The Great-horned owl laid its “horns” flat as it tried to stare me down as it adjusted the dead rabbit in its grasp. As soon as the supper was adjusted, the owl took flight into the dense thicket to enjoy the still warm meal.

Brandon and I continued to look for deer to photograph and also found a pair of Great-horns already paired up for the approaching breeding season in a thicket of Russian olive bushes.

A few days later, I visited the Warm Slough area on the Henrys Fork of the Snake River and hiked through the tall mature cottonwood finding two pair of the large night hunters. Another pair was located near the South Fork of the Teton River near Teton Lakes Golf links.
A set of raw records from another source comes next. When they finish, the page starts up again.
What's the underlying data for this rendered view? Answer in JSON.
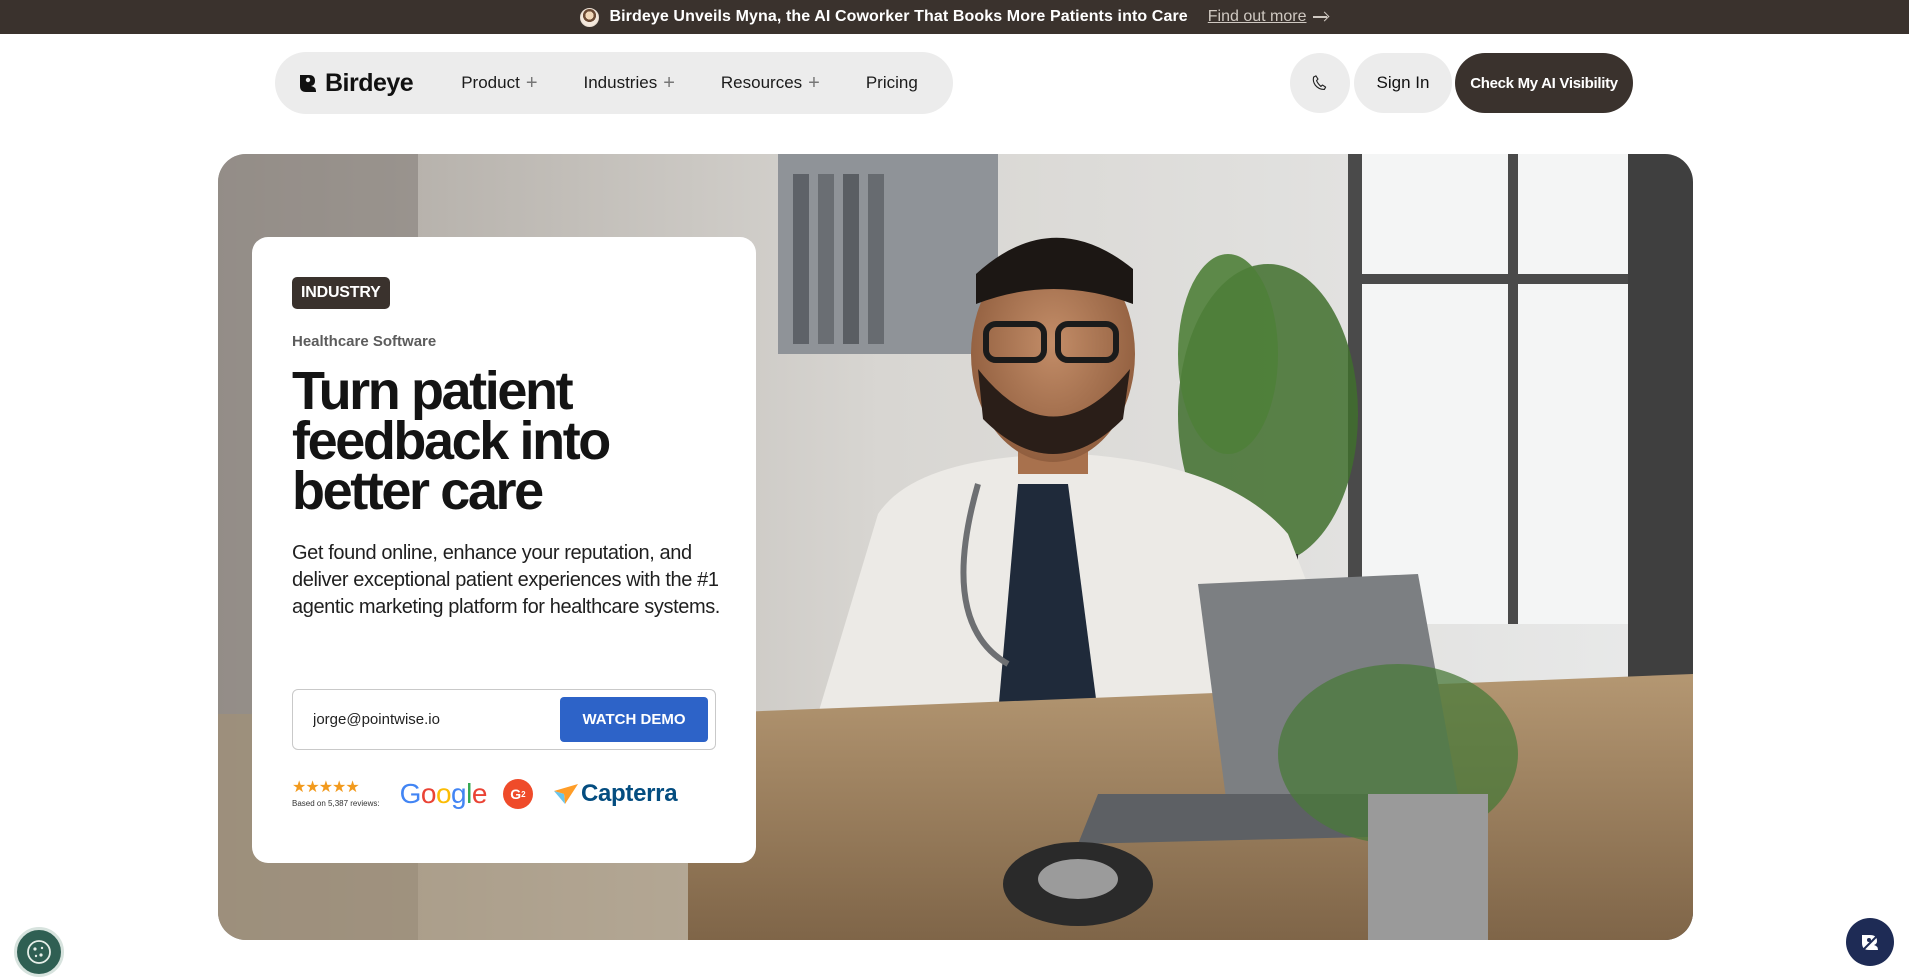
{
  "announcement": {
    "message": "Birdeye Unveils Myna, the AI Coworker That Books More Patients into Care",
    "link_label": "Find out more"
  },
  "header": {
    "logo_text": "Birdeye",
    "nav": [
      {
        "label": "Product",
        "icon": "plus-icon"
      },
      {
        "label": "Industries",
        "icon": "plus-icon"
      },
      {
        "label": "Resources",
        "icon": "plus-icon"
      },
      {
        "label": "Pricing"
      }
    ],
    "phone_icon": "phone-icon",
    "signin_label": "Sign In",
    "cta_label": "Check My AI Visibility"
  },
  "hero": {
    "tag": "INDUSTRY",
    "subtitle": "Healthcare Software",
    "headline": "Turn patient feedback into better care",
    "description": "Get found online, enhance your reputation, and deliver exceptional patient experiences with the #1 agentic marketing platform for healthcare systems.",
    "email_value": "jorge@pointwise.io",
    "demo_button": "WATCH DEMO",
    "rating": {
      "stars": "★★★★★",
      "stars_value": 4.5,
      "based_on": "Based on 5,387 reviews:",
      "platforms": [
        "Google",
        "G2",
        "Capterra"
      ]
    }
  },
  "floating": {
    "cookie_icon": "cookie-icon",
    "chat_icon": "chat-assistant-icon"
  },
  "colors": {
    "dark_brown": "#3a322d",
    "blue_button": "#2d63c8",
    "star_orange": "#f29a1d",
    "pill_gray": "#ececec"
  }
}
It is the time for super charged hooting to begin as the singles begin to announce their availability to keep their DNA in the owl gene pool.

Some Great Horned owls pair up as early as December with February and March being the time when they select an old hawk or magpie nests to raise their family in. They do not build their own nest, but usually flatten out old nests and start nesting by the end of March. Spring snows often will cover a sitting female as she protects the eggs from the cold.
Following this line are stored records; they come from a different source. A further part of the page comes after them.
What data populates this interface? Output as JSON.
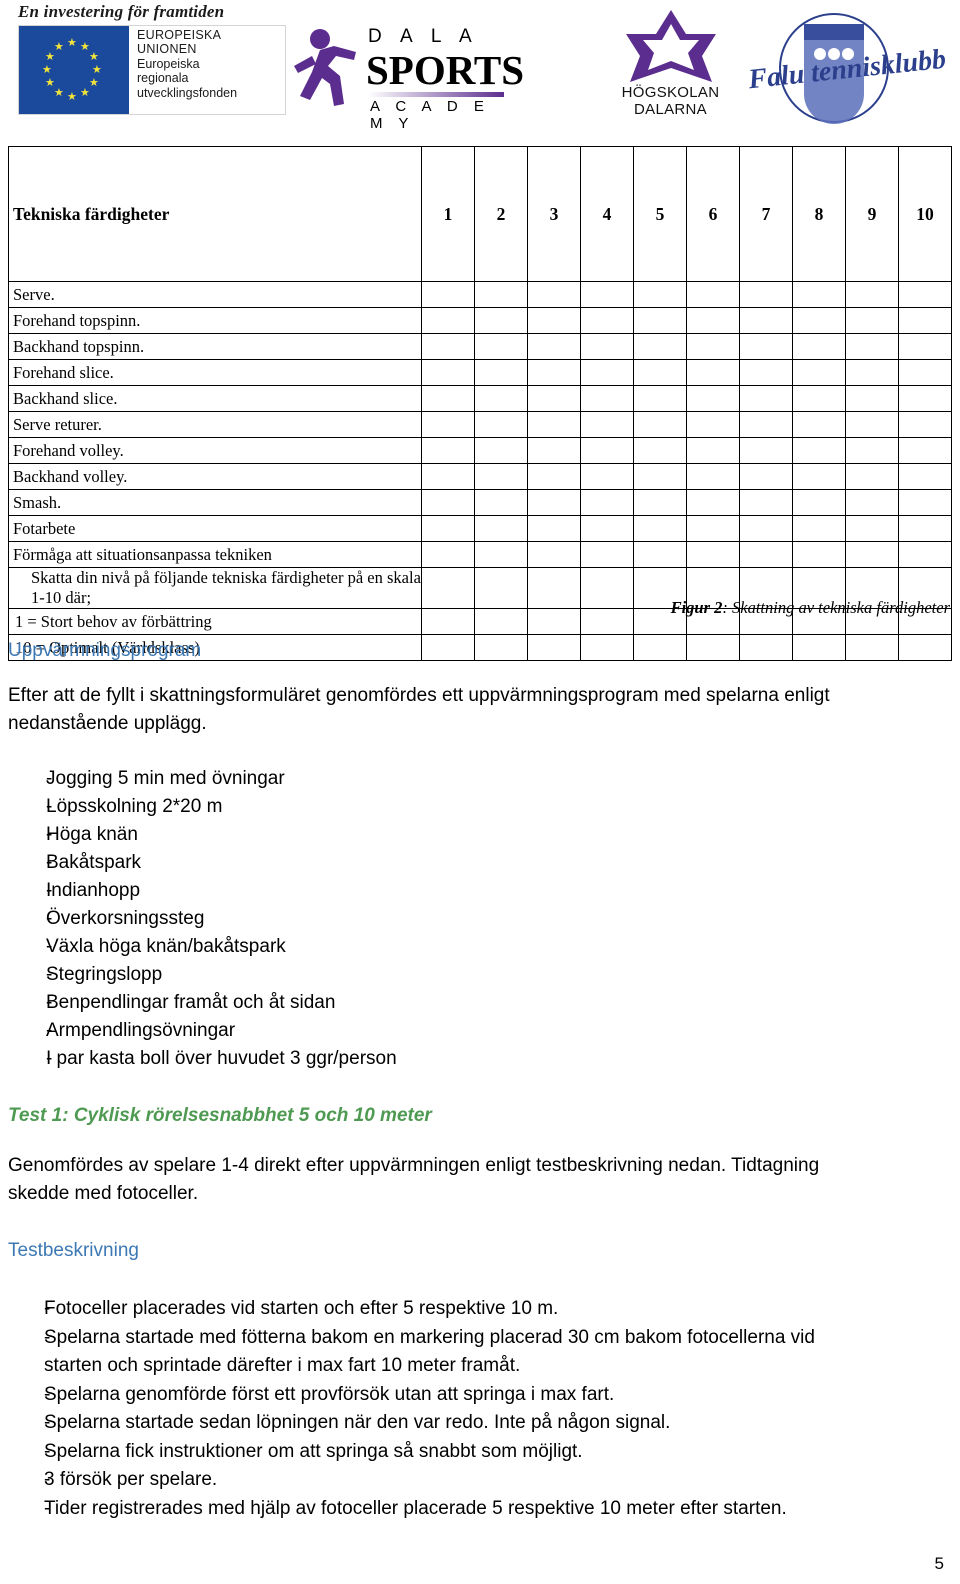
{
  "header": {
    "eu": {
      "tagline": "En investering för framtiden",
      "lines": [
        "EUROPEISKA",
        "UNIONEN",
        "Europeiska",
        "regionala",
        "utvecklingsfonden"
      ]
    },
    "dala_sports": {
      "word_dala": "D A L A",
      "word_sports": "SPORTS",
      "word_academy": "A C A D E M Y"
    },
    "hogskolan": {
      "line1": "HÖGSKOLAN",
      "line2": "DALARNA"
    },
    "falu": {
      "name": "Falu tennisklubb"
    }
  },
  "table": {
    "title": "Tekniska färdigheter",
    "columns": [
      "1",
      "2",
      "3",
      "4",
      "5",
      "6",
      "7",
      "8",
      "9",
      "10"
    ],
    "rows": [
      "Serve.",
      "Forehand topspinn.",
      "Backhand  topspinn.",
      "Forehand slice.",
      "Backhand slice.",
      "Serve returer.",
      "Forehand volley.",
      "Backhand volley.",
      "Smash.",
      "Fotarbete",
      "Förmåga att situationsanpassa tekniken"
    ],
    "notes": [
      "Skatta din nivå på följande tekniska färdigheter på en skala 1-10 där;",
      "1 = Stort behov av förbättring",
      "10 = Optimalt (Världsklass)"
    ]
  },
  "figure_caption": {
    "label": "Figur 2",
    "text": ": Skattning av tekniska färdigheter"
  },
  "warmup": {
    "heading": "Uppvärmningsprogram",
    "intro_line1": "Efter att de fyllt i skattningsformuläret genomfördes ett uppvärmningsprogram med spelarna enligt",
    "intro_line2": "nedanstående upplägg.",
    "dash": "-",
    "items": [
      "Jogging 5 min med övningar",
      "Löpsskolning 2*20 m",
      "Höga knän",
      "Bakåtspark",
      "Indianhopp",
      "Överkorsningssteg",
      "Växla höga knän/bakåtspark",
      "Stegringslopp",
      "Benpendlingar framåt och åt sidan",
      "Armpendlingsövningar",
      "I par kasta boll över huvudet 3 ggr/person"
    ]
  },
  "test1": {
    "heading": "Test 1: Cyklisk rörelsesnabbhet 5 och 10 meter",
    "intro_line1": "Genomfördes av spelare 1-4 direkt efter uppvärmningen enligt testbeskrivning nedan. Tidtagning",
    "intro_line2": "skedde med fotoceller.",
    "subheading": "Testbeskrivning",
    "dash": "-",
    "items": [
      [
        "Fotoceller placerades vid starten och efter 5 respektive 10 m."
      ],
      [
        "Spelarna startade med fötterna bakom en markering placerad 30 cm bakom fotocellerna vid",
        "starten och sprintade därefter i max fart 10 meter framåt."
      ],
      [
        "Spelarna genomförde först ett provförsök utan att springa i max fart."
      ],
      [
        "Spelarna startade sedan löpningen när den var redo. Inte på någon signal."
      ],
      [
        "Spelarna fick instruktioner om att springa så snabbt som möjligt."
      ],
      [
        "3 försök per spelare."
      ],
      [
        "Tider registrerades med hjälp av fotoceller placerade 5 respektive 10 meter efter starten."
      ]
    ]
  },
  "page_number": "5",
  "colors": {
    "blue_heading": "#3c78b4",
    "green_heading": "#4f9a52",
    "eu_flag": "#1b4a9c",
    "purple": "#5b2d8e",
    "falu_blue": "#2b3f8c"
  }
}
Once a female starts sitting, the work load of the male doubles as he will supply her with food. For over a month the female will set until two or three fuzz balls will emerge from the eggs. Then both adults are required to hunt as the owlets grow rapidly. I have seen a jack rabbit and feral cat carcass draped across a limb so the owlets will have plenty to eat.

Great Horned owls are opportunistic feeders and hunt almost any living thing including other owls, cats and small dogs.

Rabbits are the preferred prey of the Great Horned even though they will feed of over 30 different species of animals and birds. If birds are brought to the nest, they are usually plucked by the adults before being delivered.

Like all birds of prey, Great Horned owls use their powerful feet to kill their prey. Their grip is believed to be the most powerful of any bird of prey in North America. Owls cannot digest feather, hair or bones. These things are regurgitated as a pellet or “fur ball” about the size of a jumbo olive or a moose dropping. These pellets can be found under trees where the nests are found. I remember dissecting these pellets in high school to discover what the owls had been feeding on.

The Great-horned rival the Great Grey owls as the largest of the owls with their territory covering most of North, Central and parts of South America.

With a four to five foot wingspan, they look large and fierce even though they weigh only two to four pounds. The females are larger than the males by about 20 percent.

The coloring of the Great Horned owls can vary from reddish brown to a gray or almost black with white undersides. Most of them in Southeastern Idaho are gray to light tan with an almost white one at the Camas National Wildlife Refuge. Their eyes appear to be much larger than they actually are because of the orange- buff radiating feathers around the yellow eyes.

If you live near a grove of mature evergreens or cottonwoods, the hooting of dating owls will soon disturb your sleep. It will only be a month or two of interruptions as all will quiet down after the setting begins and their nightly conversations will end.